Near the end of this video, Nick talks about the basics of stopping.  He discusses where the skater’s weight needs to be and how the skater controls the edge using the ankles.  Both of these concepts are somewhat advanced which explains why so many skaters take so long learning even a basic T-stop.  The need to keep the skater’s weight back and push the skidding foot out in front in the direction of travel is an unbalancing that takes practice to master.  And low level skaters have notoriously poor control of their ankles, as many coaches don’t even bother to mention this critical and important detail.  Ankle control and pressure is just something most skaters learn automatically over time by practicing.  As Nick describes, “I have control of the edge because I’m using my ankle.  I’m leaning my ankle just enough to keep the edge without leaning it too far and catching the opposite edge.”

During this discussion Nick demonstrates exactly how to learn to feel this.  By using a side T-stop and playing with ankle lean and gradual pressure on the ice, skaters can safely and quickly learn to control their stops.

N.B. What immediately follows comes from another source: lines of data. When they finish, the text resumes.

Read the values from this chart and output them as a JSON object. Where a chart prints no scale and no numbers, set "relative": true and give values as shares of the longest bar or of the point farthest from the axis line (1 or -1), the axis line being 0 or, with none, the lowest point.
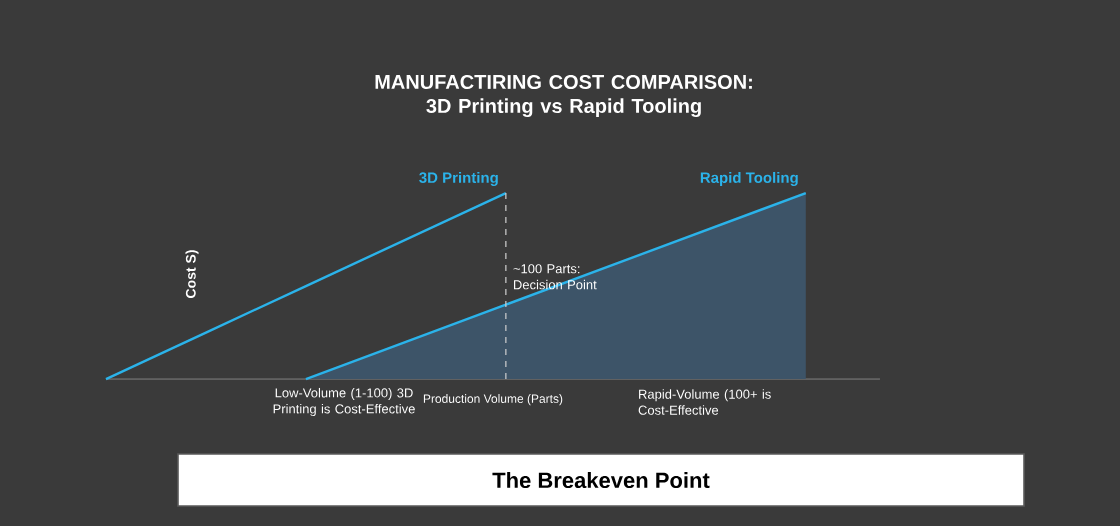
{
  "chart_data": {
    "type": "line",
    "title": "MANUFACTIRING COST COMPARISON: 3D Printing vs Rapid Tooling",
    "xlabel": "Production Volume (Parts)",
    "ylabel": "Cost S)",
    "relative": true,
    "legend": false,
    "categories": [
      null,
      null,
      null,
      null,
      null,
      null,
      null,
      null
    ],
    "series": [
      {
        "name": "3D Printing",
        "color": "#2bb3ea",
        "values": [
          0,
          0.25,
          0.5,
          0.75,
          1,
          null,
          null,
          null
        ]
      },
      {
        "name": "Rapid Tooling",
        "type": "area",
        "color": "#2bb3ea",
        "values": [
          null,
          null,
          0,
          0.2,
          0.4,
          0.6,
          0.8,
          1
        ]
      }
    ],
    "annotations": [
      "~100 Parts: Decision Point",
      "Low-Volume (1-100) 3D Printing is Cost-Effective",
      "Rapid-Volume (100+ is Cost-Effective",
      "The Breakeven Point"
    ]
  }
}
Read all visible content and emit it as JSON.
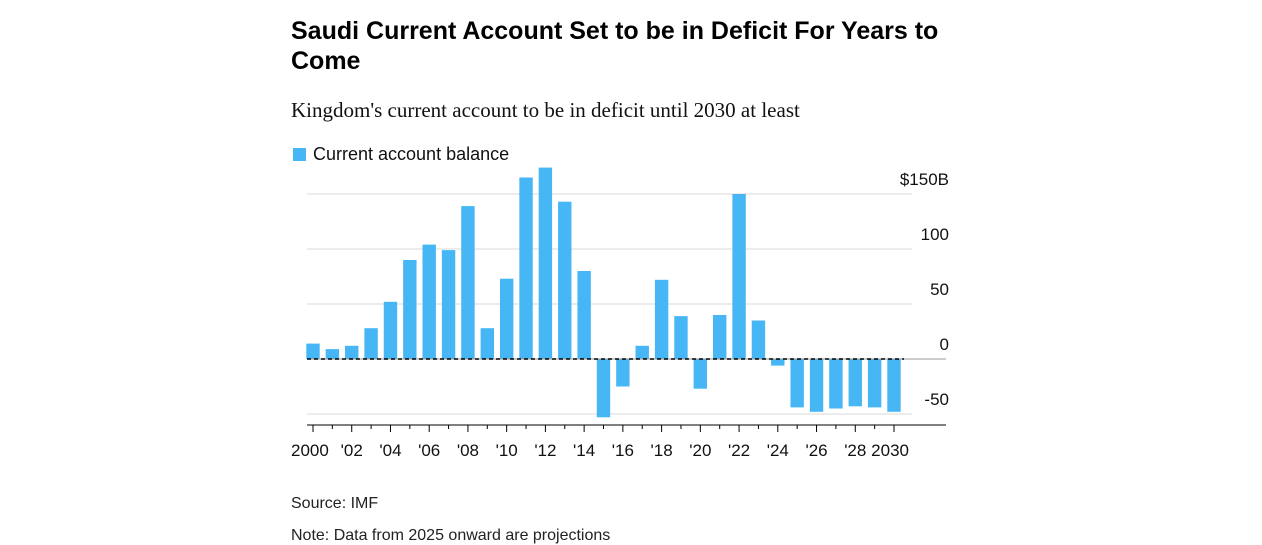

Nick also discusses and demonstrates the forward “heel stop.”  This is a very scary stop to learn and Nick notes that he teaches it at the wall and by holding the skater’s hands until they develop some proficiency and can attempt them unassisted.  He also recommends using a one-foot heel stop with the other skate still gliding on the ice for support.  This simple drill can really accelerate the body’s awareness of what part of the heel to use in the two-foot heel stop.

In the demonstrations at the very end of the video, notice Nick’s alignment and body position.  Also notice where his skaters are with respect to his body and hips.  Great video with tons of important details about stopping!